La situation actuelle dans le domaine du transport international est marquée par une instabilité croissante, qui se manifeste particulièrement dans le fret aérien, en raison des fermetures d’espace aérien. Cependant, un impact significatif sur les flux de fret maritime se fait également sentir et devrait s’intensifier dans les jours à venir.
Les effets s’étendent bien au-delà du Moyen-Orient
Il est crucial de noter que les répercussions ne sont pas confinées aux expéditions vers ou en provenance du Moyen-Orient. La région joue un rôle central dans l’écosystème mondial des transports. Par exemple, Qatar Airways et Emirates, deux des plus grandes compagnies de fret aérien mondiales, sont toutes deux basées dans cette zone. Cargolux, un transporteur de fret spécialisé, a presque totalement annulé ses vols vers le Moyen-Orient, ne maintenant que la liaison avec Mascate.
En ce qui concerne le fret maritime, la situation est tout aussi préoccupante, notamment avec la fermeture totale des détroits de l’Ormuz et de Bab el-Mandeb, qui crée un goulot d’étranglement dans le golfe Persique, rendant difficile toute reprise par le canal de Suez.

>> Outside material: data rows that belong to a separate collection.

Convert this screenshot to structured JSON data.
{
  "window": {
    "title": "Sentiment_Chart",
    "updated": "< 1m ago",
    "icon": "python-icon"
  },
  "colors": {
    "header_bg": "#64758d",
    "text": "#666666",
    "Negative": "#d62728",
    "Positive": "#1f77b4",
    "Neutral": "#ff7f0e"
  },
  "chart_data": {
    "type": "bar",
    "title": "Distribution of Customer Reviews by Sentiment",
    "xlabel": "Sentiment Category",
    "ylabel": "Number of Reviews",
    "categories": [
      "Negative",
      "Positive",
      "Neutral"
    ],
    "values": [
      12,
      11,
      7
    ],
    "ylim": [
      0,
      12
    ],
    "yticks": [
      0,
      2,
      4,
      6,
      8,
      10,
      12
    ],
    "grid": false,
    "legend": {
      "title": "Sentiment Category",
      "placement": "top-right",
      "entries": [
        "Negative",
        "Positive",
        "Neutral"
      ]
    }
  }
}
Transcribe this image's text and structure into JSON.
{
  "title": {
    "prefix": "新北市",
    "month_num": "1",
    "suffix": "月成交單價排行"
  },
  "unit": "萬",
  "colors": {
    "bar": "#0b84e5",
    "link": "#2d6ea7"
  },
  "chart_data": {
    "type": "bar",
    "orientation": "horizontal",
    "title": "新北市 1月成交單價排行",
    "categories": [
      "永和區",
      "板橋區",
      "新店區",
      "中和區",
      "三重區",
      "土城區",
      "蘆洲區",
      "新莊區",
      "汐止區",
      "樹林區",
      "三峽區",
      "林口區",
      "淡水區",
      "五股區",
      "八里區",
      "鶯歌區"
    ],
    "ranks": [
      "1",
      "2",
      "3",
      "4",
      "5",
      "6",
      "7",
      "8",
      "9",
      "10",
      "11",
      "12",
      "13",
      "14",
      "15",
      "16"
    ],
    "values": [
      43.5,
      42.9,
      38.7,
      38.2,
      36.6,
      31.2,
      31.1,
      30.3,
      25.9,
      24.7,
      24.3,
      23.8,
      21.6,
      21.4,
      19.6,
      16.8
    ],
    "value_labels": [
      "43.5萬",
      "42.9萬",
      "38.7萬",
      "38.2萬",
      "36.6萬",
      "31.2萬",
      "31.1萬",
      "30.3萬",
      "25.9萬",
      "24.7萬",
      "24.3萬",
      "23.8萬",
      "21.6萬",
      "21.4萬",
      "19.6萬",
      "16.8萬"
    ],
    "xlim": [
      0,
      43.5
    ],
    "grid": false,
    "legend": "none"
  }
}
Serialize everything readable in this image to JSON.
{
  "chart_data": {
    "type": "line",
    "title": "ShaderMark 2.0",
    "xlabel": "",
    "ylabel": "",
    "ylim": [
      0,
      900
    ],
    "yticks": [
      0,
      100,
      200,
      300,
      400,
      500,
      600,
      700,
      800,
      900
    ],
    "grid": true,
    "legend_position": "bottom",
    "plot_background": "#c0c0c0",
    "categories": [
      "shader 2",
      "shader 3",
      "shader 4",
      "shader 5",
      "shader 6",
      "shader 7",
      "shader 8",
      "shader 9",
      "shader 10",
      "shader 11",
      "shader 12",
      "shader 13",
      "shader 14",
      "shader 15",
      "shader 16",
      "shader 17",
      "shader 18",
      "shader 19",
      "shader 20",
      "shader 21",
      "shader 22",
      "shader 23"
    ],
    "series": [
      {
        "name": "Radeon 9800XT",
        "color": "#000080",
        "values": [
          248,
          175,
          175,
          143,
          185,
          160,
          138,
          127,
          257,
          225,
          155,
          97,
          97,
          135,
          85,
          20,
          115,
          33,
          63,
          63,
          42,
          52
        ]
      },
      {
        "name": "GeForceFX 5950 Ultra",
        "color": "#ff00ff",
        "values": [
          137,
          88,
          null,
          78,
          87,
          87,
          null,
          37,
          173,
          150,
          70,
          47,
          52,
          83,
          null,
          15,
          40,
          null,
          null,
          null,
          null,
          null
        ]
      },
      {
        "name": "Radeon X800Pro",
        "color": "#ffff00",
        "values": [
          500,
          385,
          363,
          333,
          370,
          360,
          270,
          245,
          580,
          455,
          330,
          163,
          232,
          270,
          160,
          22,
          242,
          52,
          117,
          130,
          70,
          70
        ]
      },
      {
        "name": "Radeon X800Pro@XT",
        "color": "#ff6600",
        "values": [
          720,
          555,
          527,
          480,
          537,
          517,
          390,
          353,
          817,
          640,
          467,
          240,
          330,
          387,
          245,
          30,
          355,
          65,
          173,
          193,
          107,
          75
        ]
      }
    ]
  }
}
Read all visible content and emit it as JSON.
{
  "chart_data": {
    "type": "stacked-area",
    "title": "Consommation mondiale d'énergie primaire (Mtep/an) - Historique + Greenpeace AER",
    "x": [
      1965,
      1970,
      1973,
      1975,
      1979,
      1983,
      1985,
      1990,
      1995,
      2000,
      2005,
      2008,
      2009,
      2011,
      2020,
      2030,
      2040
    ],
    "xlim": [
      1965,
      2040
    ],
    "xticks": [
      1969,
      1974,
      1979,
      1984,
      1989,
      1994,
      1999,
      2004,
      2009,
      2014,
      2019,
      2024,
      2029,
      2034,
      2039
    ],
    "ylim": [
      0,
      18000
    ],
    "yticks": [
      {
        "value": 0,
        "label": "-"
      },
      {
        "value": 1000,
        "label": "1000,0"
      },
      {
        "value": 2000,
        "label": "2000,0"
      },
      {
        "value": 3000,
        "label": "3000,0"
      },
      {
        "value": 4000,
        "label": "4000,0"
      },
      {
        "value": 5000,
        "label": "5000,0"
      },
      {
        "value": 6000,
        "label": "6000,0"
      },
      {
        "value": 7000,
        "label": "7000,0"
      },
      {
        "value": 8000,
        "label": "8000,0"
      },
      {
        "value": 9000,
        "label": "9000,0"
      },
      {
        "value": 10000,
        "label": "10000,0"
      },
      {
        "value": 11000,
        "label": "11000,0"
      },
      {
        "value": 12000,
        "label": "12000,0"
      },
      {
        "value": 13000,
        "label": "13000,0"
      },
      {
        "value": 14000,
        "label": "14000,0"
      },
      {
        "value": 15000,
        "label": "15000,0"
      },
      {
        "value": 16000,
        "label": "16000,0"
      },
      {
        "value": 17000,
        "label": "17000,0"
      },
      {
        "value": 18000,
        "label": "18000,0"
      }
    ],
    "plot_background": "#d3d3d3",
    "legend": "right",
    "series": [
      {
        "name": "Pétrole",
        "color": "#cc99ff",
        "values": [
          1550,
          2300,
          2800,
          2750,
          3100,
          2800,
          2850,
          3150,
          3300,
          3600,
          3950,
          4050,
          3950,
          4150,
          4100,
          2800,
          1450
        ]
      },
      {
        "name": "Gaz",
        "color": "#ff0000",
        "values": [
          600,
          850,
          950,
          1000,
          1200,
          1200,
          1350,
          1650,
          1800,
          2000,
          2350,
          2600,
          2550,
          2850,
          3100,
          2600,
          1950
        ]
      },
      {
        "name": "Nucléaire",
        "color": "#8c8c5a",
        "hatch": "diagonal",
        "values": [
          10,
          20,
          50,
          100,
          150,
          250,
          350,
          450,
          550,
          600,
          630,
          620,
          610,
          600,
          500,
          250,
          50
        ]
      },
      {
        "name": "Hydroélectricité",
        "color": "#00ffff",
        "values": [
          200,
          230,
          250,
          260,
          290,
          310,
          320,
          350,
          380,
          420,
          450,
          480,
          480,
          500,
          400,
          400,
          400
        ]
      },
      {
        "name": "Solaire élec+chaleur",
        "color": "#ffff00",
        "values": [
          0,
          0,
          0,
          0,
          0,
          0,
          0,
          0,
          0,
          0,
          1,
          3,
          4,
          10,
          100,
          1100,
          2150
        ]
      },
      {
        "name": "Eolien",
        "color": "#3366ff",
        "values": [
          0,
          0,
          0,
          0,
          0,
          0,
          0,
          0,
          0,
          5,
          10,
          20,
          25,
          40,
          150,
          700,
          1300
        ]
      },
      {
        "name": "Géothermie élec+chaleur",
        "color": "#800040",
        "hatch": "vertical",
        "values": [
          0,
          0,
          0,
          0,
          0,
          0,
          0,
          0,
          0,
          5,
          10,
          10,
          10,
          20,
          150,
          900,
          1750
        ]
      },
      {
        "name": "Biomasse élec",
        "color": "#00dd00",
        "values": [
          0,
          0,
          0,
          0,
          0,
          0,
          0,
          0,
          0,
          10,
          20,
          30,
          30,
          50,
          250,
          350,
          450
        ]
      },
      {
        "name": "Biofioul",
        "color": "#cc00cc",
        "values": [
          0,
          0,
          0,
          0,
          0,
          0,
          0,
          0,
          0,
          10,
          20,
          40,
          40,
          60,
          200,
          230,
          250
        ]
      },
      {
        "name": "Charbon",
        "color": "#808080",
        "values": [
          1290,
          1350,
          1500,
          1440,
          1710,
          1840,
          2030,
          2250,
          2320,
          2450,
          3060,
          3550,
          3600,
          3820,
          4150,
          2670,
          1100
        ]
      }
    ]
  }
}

Hausse des prix du pétrole et impact sur les tarifs de fret
L’escalade du conflit au Moyen-Orient a entraîné une flambée des prix du pétrole, le prix du Brent atteignant entre 80 et 85 dollars le baril début mars 2026, en forte hausse par rapport à 75 dollars quelques jours auparavant. Ce phénomène est alimenté par les craintes liées aux perturbations dans le détroit d’Ormuz, par lequel transite environ 20 % de l’approvisionnement mondial en pétrole.
Les experts anticipent que le prix du Brent pourrait atteindre 100 dollars, voire 120 dollars dans des scénarios extrêmes, ce qui engendrerait des pressions supplémentaires sur les tarifs de fret maritime et aérien.
Perturbation prolongée du fret aérien
Les compagnies aériennes comme Emirates et Qatar Airways ont repris certains vols de manière limitée, tout en maintenant des restrictions sur la réservation de nouveaux envois. Pour l’instant, la majorité des vols ont été employés pour évacuer les passagers coincés. Notons également que la part la plus importante du fret aérien mondial est généralement transportée en soute des vols passagers.
La situation devrait rester chaotique pour plusieurs semaines, le temps que les compagnies aériennes évaluent d’autres itinéraires. La fermeture ou la restriction de l’espace aérien dans plusieurs pays du Golfe affecte considérablement le fret aérien mondial.
Comme l’indique Edmond Rose d’ASM Aviation Consulting, “Il ne faut pas s’attendre à un retour rapide à la normale tant que des attaques sont en cours.” Cela signifie que le rétablissement des opérations pourrait être long et prudent, surtout pour les transporteurs majeurs comme Emirates et Qatar Airways.
Le rôle vital des compagnies aériennes du Golfe dans le fret mondial
Les compagnies aériennes du Golfe jouent un rôle essentiel dans le fret aérien international, représentant environ 13 % de la capacité mondiale de fret aérien. En outre, près d’un quart de la capacité de fret aérien entre la Chine et l’Europe transite par le Moyen-Orient, rendant l’impact des perturbations bien plus vaste que la région elle-même.
Impact sur la capacité de fret Asie-Europe
Les estimations montrent une réduction de la capacité de fret aérien entre l’Asie et l’Europe de 35 à 40 %. Des experts comme ceux d’Aevean rapportent une diminution de 39 % des capacités en tonnes-kilomètres disponibles. Cette chute massive des capacités a des conséquences directes sur le marché global du fret aérien.
Solutions alternatives face à la crise
Face à cette crise, les demandes d’alternatives de transport, telles que le transport maritime combiné avec l’aérien, connaissent une forte hausse. Les entreprises cherchent à explorer tous les itinéraires et options possibles pour amortir l’impact sur les chaînes d’approvisionnement.
Le fret maritime : une intensification des perturbations
Le transport maritime subit également de pleins fouets les conséquences de la situation, avec près de 140 porte-conteneurs immobilisés dans le golfe Persique. Les transporteurs MSC et CMA CGM sont parmi les plus touchés, signalant un déséquilibre dans la disponibilité des équipements et une réduction significative de la capacité en raison de l’immobilisation des navires.